Nascida em 12 de maio de 1921, no bairro carioca do Engenho de Dentro, Ruth Pinto de Souza foi a primeira atriz negra a se apresentar no Theatro Municipal do Rio de Janeiro.

Em 1945, fez história com a apresentação da montagem “O Imperador Jones”, de Eugene O’Neil, do Teatro Experimental do Negro, grupo fundado por Abdias Nascimento e Agnaldo Camargo. Ainda no teatro, Ruth esteve em 30 produções e sua trajetória abriu caminhos para o artista negro no Brasil.

Foi a primeira atriz brasileira indicada ao prêmio de melhor atriz num festival internacional de cinema, com “Sinhá Moça”, no Festival de Veneza, em 1954, e atuou em cerca de 40 filmes, destacando-se “O Assalto ao Trem Pagador”, “Orfeu Negro” e “Filhas do Vento”. 

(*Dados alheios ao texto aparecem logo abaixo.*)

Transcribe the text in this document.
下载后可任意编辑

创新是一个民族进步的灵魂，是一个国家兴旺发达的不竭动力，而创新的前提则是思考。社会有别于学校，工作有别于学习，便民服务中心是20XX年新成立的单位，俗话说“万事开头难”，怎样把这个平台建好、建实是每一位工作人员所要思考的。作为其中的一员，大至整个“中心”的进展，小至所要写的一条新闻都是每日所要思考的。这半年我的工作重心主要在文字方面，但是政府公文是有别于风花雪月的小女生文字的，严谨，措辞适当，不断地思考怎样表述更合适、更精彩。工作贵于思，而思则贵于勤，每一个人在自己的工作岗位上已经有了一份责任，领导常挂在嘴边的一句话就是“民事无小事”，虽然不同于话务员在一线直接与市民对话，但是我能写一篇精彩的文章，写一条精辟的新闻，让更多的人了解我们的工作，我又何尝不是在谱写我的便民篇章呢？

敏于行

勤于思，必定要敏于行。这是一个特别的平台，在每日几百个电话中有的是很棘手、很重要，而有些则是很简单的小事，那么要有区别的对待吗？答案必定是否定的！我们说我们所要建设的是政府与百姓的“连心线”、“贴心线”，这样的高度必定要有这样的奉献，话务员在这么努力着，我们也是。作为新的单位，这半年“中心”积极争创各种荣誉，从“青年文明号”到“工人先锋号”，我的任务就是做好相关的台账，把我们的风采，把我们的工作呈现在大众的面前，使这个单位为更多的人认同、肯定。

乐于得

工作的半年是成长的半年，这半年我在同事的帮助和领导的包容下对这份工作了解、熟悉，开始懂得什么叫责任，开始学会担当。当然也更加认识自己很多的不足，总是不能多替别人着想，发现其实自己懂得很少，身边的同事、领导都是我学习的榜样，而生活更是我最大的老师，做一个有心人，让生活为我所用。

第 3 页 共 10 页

Esteve na TV desde os primeiros dias da Tupi. Fez “A Deusa Vencida” (1965), de Ivani Ribeiro, na TV Excelsior. Passou pela TV Record e, em 1968, foi contratada pela Globo para atuar na novela “Passo dos Ventos”, de Janete Clair.  Esteve em “Os Ossos do Barão”, “O Rebu”, “Duas Vidas” e “O Clone”, num total de 32 novelas e dezenas de outros trabalhos, como os seriados “Memorial de Maria Moura” e “Na Forma da Lei”.

Ruth não tinha filhos, apenas sobrinhos. Em 2019, foi homenageada pela escola de samba Acadêmicos de Santa Cruz durante desfile da Série A do carnaval do Rio, com o enredo “Ruth de Souza – Senhora liberdade. Abre as asas sobre nós”.